In cases where two or more carriers have insured several dates of injury, it pays to establish good and frank communications with the employer. Be aware that if the employer is on notice of ongoing treatment for two dates of injury, payments related to one injury may extend the statute of limitations related to the other injury. In order for this to occur, the employee "need only show that the employer or even a different carrier had notice that payments were necessitated in part by the [other] injury, not that the [other] insurer received notice of the payments." Thus, if a doctor is treating an employee for two injuries covered by two different insurers, but billing only one carrier, the other carrier may lose the benefit of the continuing statute of limitations if the employer is aware of the situation. Only if the employer and insurer are both unaware that the treatment is claimed to be for both injuries will the non-paying carrier receive the full benefit of the continuing statutory period.

F. Protective Decrees

In some cases when the employee is not owed any benefits, counsel will file a Petition for Award or ask for a "protective decree" or seek "protection of the Act" to establish that the injury was work-related.
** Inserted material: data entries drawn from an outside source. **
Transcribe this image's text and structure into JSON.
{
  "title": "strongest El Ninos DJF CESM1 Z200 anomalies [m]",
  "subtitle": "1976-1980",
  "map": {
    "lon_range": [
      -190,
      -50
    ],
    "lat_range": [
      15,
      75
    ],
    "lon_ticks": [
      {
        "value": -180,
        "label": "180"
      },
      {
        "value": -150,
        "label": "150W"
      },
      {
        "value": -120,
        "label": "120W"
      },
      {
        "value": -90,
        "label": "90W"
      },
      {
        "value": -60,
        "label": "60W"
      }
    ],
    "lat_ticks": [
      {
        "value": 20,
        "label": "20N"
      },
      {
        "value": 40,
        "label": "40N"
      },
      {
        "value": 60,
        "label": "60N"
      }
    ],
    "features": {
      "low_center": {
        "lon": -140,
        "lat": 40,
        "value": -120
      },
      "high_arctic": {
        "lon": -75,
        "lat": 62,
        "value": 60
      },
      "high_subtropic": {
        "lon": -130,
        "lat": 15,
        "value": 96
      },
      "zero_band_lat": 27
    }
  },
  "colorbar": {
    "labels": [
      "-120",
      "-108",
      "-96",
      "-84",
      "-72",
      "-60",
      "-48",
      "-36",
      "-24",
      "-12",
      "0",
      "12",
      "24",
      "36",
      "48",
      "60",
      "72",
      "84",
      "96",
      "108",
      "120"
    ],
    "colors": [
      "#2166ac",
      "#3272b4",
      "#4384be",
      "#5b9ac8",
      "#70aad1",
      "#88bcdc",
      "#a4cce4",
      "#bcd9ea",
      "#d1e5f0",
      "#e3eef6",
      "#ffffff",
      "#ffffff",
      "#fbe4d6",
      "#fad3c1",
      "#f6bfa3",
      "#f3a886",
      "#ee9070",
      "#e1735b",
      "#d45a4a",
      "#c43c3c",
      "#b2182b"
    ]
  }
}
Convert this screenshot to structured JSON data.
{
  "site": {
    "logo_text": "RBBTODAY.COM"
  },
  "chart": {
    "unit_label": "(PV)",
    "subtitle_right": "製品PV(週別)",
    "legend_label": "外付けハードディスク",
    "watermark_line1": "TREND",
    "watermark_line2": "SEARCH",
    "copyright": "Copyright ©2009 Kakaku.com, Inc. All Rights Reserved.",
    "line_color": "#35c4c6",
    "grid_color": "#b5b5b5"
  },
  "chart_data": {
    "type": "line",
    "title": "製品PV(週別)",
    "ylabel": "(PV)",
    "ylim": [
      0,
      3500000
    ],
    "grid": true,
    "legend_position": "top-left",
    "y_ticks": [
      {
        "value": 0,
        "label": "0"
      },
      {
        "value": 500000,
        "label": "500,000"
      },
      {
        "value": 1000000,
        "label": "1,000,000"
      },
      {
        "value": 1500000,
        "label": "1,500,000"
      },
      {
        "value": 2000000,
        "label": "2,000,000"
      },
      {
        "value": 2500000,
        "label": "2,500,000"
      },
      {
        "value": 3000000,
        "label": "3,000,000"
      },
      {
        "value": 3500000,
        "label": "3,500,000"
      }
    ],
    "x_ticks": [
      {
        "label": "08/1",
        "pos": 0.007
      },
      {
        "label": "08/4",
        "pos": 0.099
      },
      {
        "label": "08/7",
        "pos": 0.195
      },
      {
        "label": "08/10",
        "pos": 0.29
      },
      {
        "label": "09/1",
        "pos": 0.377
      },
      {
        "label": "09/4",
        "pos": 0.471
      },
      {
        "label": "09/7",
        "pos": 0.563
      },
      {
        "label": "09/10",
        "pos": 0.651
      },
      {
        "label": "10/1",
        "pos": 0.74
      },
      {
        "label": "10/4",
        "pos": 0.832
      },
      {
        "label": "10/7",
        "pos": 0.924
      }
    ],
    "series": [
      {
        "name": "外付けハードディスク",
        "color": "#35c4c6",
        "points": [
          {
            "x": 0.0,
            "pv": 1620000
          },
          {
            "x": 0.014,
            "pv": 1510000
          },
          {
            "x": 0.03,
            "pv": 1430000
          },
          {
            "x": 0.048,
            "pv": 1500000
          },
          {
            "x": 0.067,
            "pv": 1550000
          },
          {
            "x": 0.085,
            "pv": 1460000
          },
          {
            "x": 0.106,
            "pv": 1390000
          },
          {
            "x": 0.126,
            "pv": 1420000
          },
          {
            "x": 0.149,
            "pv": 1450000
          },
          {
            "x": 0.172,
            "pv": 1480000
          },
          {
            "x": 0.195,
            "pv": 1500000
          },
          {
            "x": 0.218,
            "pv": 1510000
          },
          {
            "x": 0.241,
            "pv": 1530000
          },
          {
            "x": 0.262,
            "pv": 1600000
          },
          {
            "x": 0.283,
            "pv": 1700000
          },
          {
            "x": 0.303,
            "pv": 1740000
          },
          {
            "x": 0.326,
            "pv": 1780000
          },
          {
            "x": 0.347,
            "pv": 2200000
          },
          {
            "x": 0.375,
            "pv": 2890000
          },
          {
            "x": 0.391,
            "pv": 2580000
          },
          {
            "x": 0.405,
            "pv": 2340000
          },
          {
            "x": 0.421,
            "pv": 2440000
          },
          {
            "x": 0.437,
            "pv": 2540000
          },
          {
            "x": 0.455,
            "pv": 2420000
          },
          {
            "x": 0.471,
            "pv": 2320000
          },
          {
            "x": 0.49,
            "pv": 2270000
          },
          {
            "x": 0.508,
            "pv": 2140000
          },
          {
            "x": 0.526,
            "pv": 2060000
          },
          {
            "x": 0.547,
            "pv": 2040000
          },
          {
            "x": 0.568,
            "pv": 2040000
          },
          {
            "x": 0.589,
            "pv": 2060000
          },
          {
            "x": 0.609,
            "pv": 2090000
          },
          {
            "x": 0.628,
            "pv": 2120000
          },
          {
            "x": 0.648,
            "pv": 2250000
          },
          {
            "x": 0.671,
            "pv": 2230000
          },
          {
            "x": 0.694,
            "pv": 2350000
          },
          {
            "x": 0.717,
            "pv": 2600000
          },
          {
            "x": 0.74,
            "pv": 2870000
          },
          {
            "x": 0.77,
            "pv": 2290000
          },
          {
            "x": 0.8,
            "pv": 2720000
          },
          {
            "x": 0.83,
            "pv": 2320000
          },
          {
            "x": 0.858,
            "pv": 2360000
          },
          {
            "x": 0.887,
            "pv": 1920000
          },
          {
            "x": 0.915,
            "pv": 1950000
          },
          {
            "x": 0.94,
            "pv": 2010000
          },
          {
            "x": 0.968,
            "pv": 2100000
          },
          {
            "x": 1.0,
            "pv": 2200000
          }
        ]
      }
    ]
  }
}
This may be important to an employee concerned about whether she will, in the future, be barred by the two-year SOL from petitioning to establish the compensability of the injury. While there is nothing in the Act that requires an employer to assent to such an action, the threat of losing a claim under the two-year SOL may persuade a hearing officer to agree to grant the petition even though no benefits are immediately at stake. Furthermore, the Law Court has ruled that an employee may seek protection of the Act even when all benefits sought are being paid, albeit without prejudice. Further, if you do not afford the protection of the Act for your injury, you may be precluded from seeking apportionment relief against earlier dates of injury.